Die Kostenberechnung sieht aktuell eine Summe von 3,135 Millionen Euro für den Neubau vor, was Kosten von 1.566,47 Euro pro Quadratmeter ausmacht. Ratsmitglied Hans-Martin Berger (CDU) erfragte gezielt einige Details zur Planung. Unter anderem ging es ihm um die Dachkonstruktion, die ihm aufgrund negativer Erfahrungen mit Flachdachbauten in der Vergangenheit Sorge bereitet. Lindstedt verwies auf seine umfangreichen Erfahrungen mit Bauten dieser Art. Es habe keine der angesprochenen Probleme gegeben. Ob überdachte Fahrradständer für die Mitarbeiter geplant seien und welche Art Heizung für die Umkleideräume angedacht sei, wurde ebenfalls thematisiert. Das neue Gebäude ist für 25 Bauhofmitarbeiter zuzüglich der Kräfte im Büro ausgelegt.

„Vom Grundsatz her ist die Planung für uns okay“, leitete CDU-Fraktionschef Klaus Bernotat seinen Einwand ein und regte an, den zu fassenden Beschluss unter den Vorbehalt zu stellen, dass die Umsetzung des Bauvorhabens Priorität habe. Er begründete seine Bedenken in der aktuellen Situation insbesondere mit zu erwartenden geringeren Einnahmen. „Ich finde es nicht gut, bei einzelnen Maßnahmen Vorbehalte dranzuhängen“, widersprach ihm Finanzdezernent Dirk Raddy und erhielt Rückendeckung von Bürgermeister Frank Haberbosch: „Ich teile diese Meinung.“ Er ergänzte, dass es ein falsches Signal sei, jetzt die Investitionen zurückzufahren. „Wir wissen schon, wie wir unseren Job machen müssen“, bezog Haberbosch klar Stellung und verwies darauf, dass diese Entscheidungen Verwaltungssache seien. Bei drei Enthaltungen wurden die Pläne der Verwaltung verabschiedet.

Alter Gebäudebestand hat Mängel

Grund für den Neubau des Baubetriebshofes sind bauliche, aber auch strukturelle Mängel des alten Gebäudebestandes. Der heute für Werkstätten, Garagen und Büroflächen genutzte Bereich entlang der Alsweder Straße wurde ursprünglich als Postbusbahnhof genutzt und zuletzt 1998 überplant und baulich verändert. Entlang der Hahler Straße wurden ebenfalls verschiedene Gebäudeerweiterungen geplant und umgesetzt, zuletzt 1988/89 mit dem Bau einer großen Fahrzeughalle.
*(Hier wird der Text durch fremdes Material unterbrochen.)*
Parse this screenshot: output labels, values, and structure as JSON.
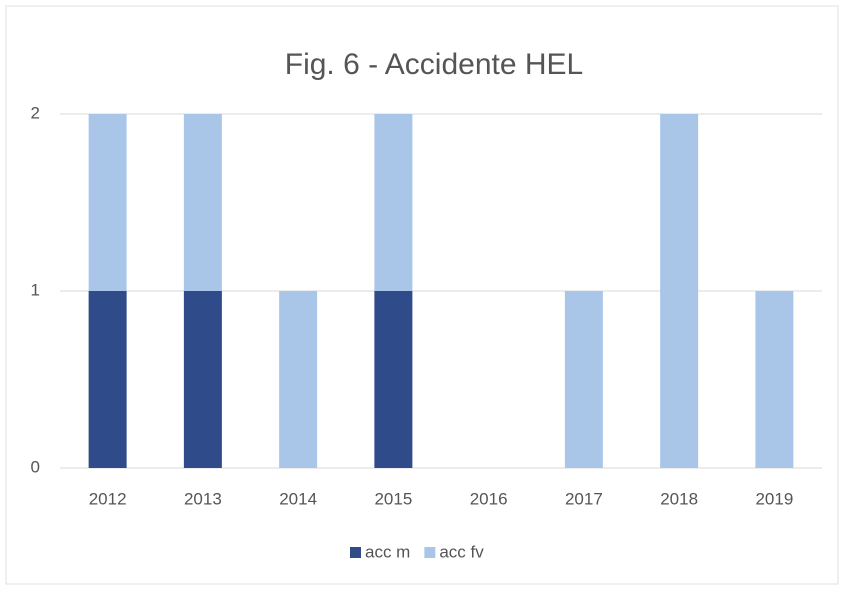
{
  "chart_data": {
    "type": "bar",
    "stacked": true,
    "title": "Fig. 6 - Accidente HEL",
    "categories": [
      "2012",
      "2013",
      "2014",
      "2015",
      "2016",
      "2017",
      "2018",
      "2019"
    ],
    "series": [
      {
        "name": "acc m",
        "color": "#2f4b8a",
        "values": [
          1,
          1,
          0,
          1,
          0,
          0,
          0,
          0
        ]
      },
      {
        "name": "acc fv",
        "color": "#a9c6e8",
        "values": [
          1,
          1,
          1,
          1,
          0,
          1,
          2,
          1
        ]
      }
    ],
    "ylim": [
      0,
      2
    ],
    "yticks": [
      0,
      1,
      2
    ],
    "grid": true,
    "legend": "bottom"
  }
}
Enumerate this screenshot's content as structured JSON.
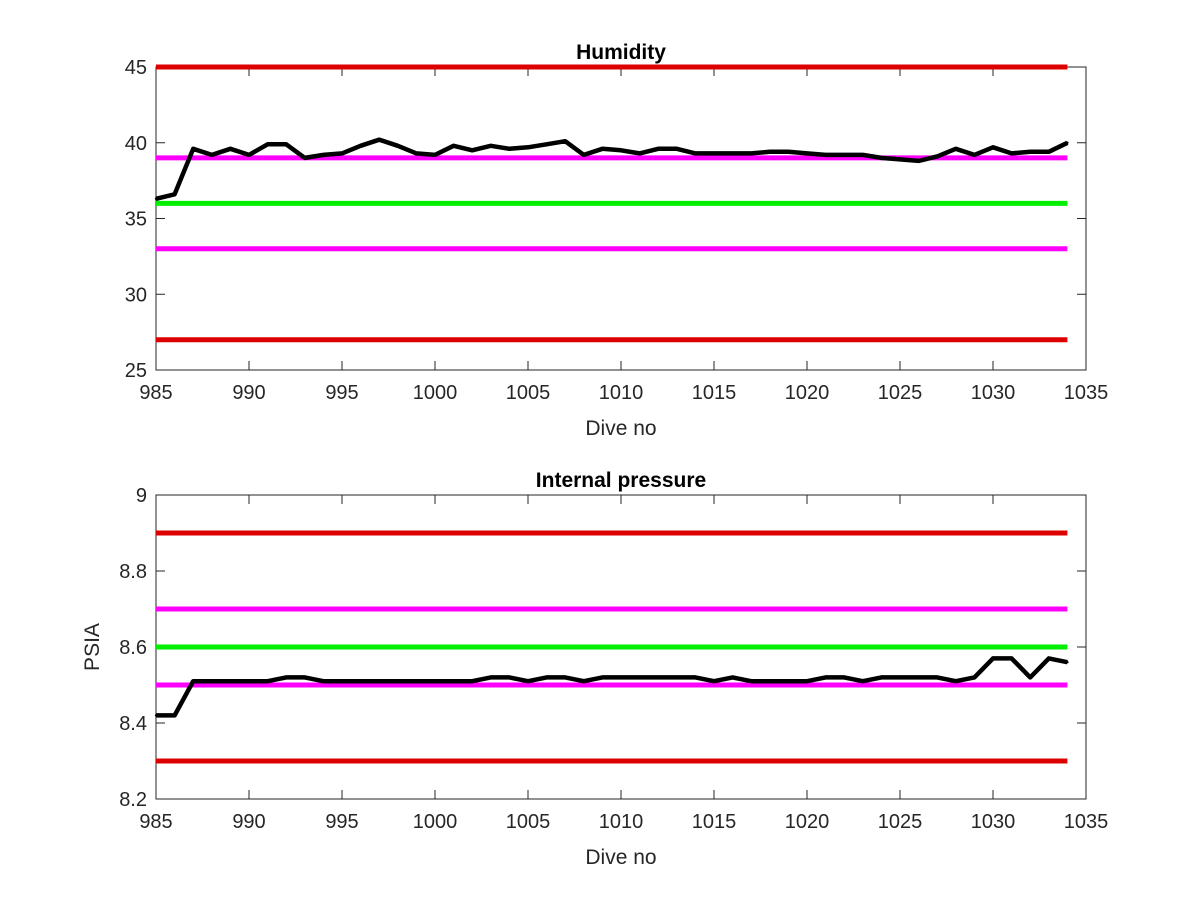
{
  "chart_data": [
    {
      "type": "line",
      "title": "Humidity",
      "xlabel": "Dive no",
      "ylabel": "",
      "xlim": [
        985,
        1035
      ],
      "ylim": [
        25,
        45
      ],
      "xticks": [
        985,
        990,
        995,
        1000,
        1005,
        1010,
        1015,
        1020,
        1025,
        1030,
        1035
      ],
      "yticks": [
        25,
        30,
        35,
        40,
        45
      ],
      "xtick_labels": [
        "985",
        "990",
        "995",
        "1000",
        "1005",
        "1010",
        "1015",
        "1020",
        "1025",
        "1030",
        "1035"
      ],
      "ytick_labels": [
        "25",
        "30",
        "35",
        "40",
        "45"
      ],
      "grid": false,
      "reference_lines": [
        {
          "value": 45,
          "color": "#dd0000"
        },
        {
          "value": 39,
          "color": "#ff00ff"
        },
        {
          "value": 36,
          "color": "#00ee00"
        },
        {
          "value": 33,
          "color": "#ff00ff"
        },
        {
          "value": 27,
          "color": "#dd0000"
        }
      ],
      "series": [
        {
          "color": "#000000",
          "x": [
            985,
            986,
            987,
            988,
            989,
            990,
            991,
            992,
            993,
            994,
            995,
            996,
            997,
            998,
            999,
            1000,
            1001,
            1002,
            1003,
            1004,
            1005,
            1006,
            1007,
            1008,
            1009,
            1010,
            1011,
            1012,
            1013,
            1014,
            1015,
            1016,
            1017,
            1018,
            1019,
            1020,
            1021,
            1022,
            1023,
            1024,
            1025,
            1026,
            1027,
            1028,
            1029,
            1030,
            1031,
            1032,
            1033,
            1034
          ],
          "y": [
            36.3,
            36.6,
            39.6,
            39.2,
            39.6,
            39.2,
            39.9,
            39.9,
            39.0,
            39.2,
            39.3,
            39.8,
            40.2,
            39.8,
            39.3,
            39.2,
            39.8,
            39.5,
            39.8,
            39.6,
            39.7,
            39.9,
            40.1,
            39.2,
            39.6,
            39.5,
            39.3,
            39.6,
            39.6,
            39.3,
            39.3,
            39.3,
            39.3,
            39.4,
            39.4,
            39.3,
            39.2,
            39.2,
            39.2,
            39.0,
            38.9,
            38.8,
            39.1,
            39.6,
            39.2,
            39.7,
            39.3,
            39.4,
            39.4,
            40.0
          ]
        }
      ]
    },
    {
      "type": "line",
      "title": "Internal pressure",
      "xlabel": "Dive no",
      "ylabel": "PSIA",
      "xlim": [
        985,
        1035
      ],
      "ylim": [
        8.2,
        9.0
      ],
      "xticks": [
        985,
        990,
        995,
        1000,
        1005,
        1010,
        1015,
        1020,
        1025,
        1030,
        1035
      ],
      "yticks": [
        8.2,
        8.4,
        8.6,
        8.8,
        9.0
      ],
      "xtick_labels": [
        "985",
        "990",
        "995",
        "1000",
        "1005",
        "1010",
        "1015",
        "1020",
        "1025",
        "1030",
        "1035"
      ],
      "ytick_labels": [
        "8.2",
        "8.4",
        "8.6",
        "8.8",
        "9"
      ],
      "grid": false,
      "reference_lines": [
        {
          "value": 8.9,
          "color": "#dd0000"
        },
        {
          "value": 8.7,
          "color": "#ff00ff"
        },
        {
          "value": 8.6,
          "color": "#00ee00"
        },
        {
          "value": 8.5,
          "color": "#ff00ff"
        },
        {
          "value": 8.3,
          "color": "#dd0000"
        }
      ],
      "series": [
        {
          "color": "#000000",
          "x": [
            985,
            986,
            987,
            988,
            989,
            990,
            991,
            992,
            993,
            994,
            995,
            996,
            997,
            998,
            999,
            1000,
            1001,
            1002,
            1003,
            1004,
            1005,
            1006,
            1007,
            1008,
            1009,
            1010,
            1011,
            1012,
            1013,
            1014,
            1015,
            1016,
            1017,
            1018,
            1019,
            1020,
            1021,
            1022,
            1023,
            1024,
            1025,
            1026,
            1027,
            1028,
            1029,
            1030,
            1031,
            1032,
            1033,
            1034
          ],
          "y": [
            8.42,
            8.42,
            8.51,
            8.51,
            8.51,
            8.51,
            8.51,
            8.52,
            8.52,
            8.51,
            8.51,
            8.51,
            8.51,
            8.51,
            8.51,
            8.51,
            8.51,
            8.51,
            8.52,
            8.52,
            8.51,
            8.52,
            8.52,
            8.51,
            8.52,
            8.52,
            8.52,
            8.52,
            8.52,
            8.52,
            8.51,
            8.52,
            8.51,
            8.51,
            8.51,
            8.51,
            8.52,
            8.52,
            8.51,
            8.52,
            8.52,
            8.52,
            8.52,
            8.51,
            8.52,
            8.57,
            8.57,
            8.52,
            8.57,
            8.56
          ]
        }
      ]
    }
  ]
}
Die Entwicklung des Baubetriebshof aus vorhandenen und umgenutzten Gebäuden in Verbindung mit der schrittweisen Erweiterung des Gebäudebestandes entlang der Hahler Straße hatte zur Folge, dass das Betriebsgelände nicht optimal genutzt werden kann und der Gebäudebestand zum Teil die Erfordernisse eines modernen Betriebshofes nicht mehr erfüllt. Beispielhaft sei hier das Problem angeführt, dass aktuell Schlepper, Baumaschinen und große Laster nicht in die vorhandene Werkstatt einfahren können, da die Durchfahrts- und Deckenhöhen zu gering sind.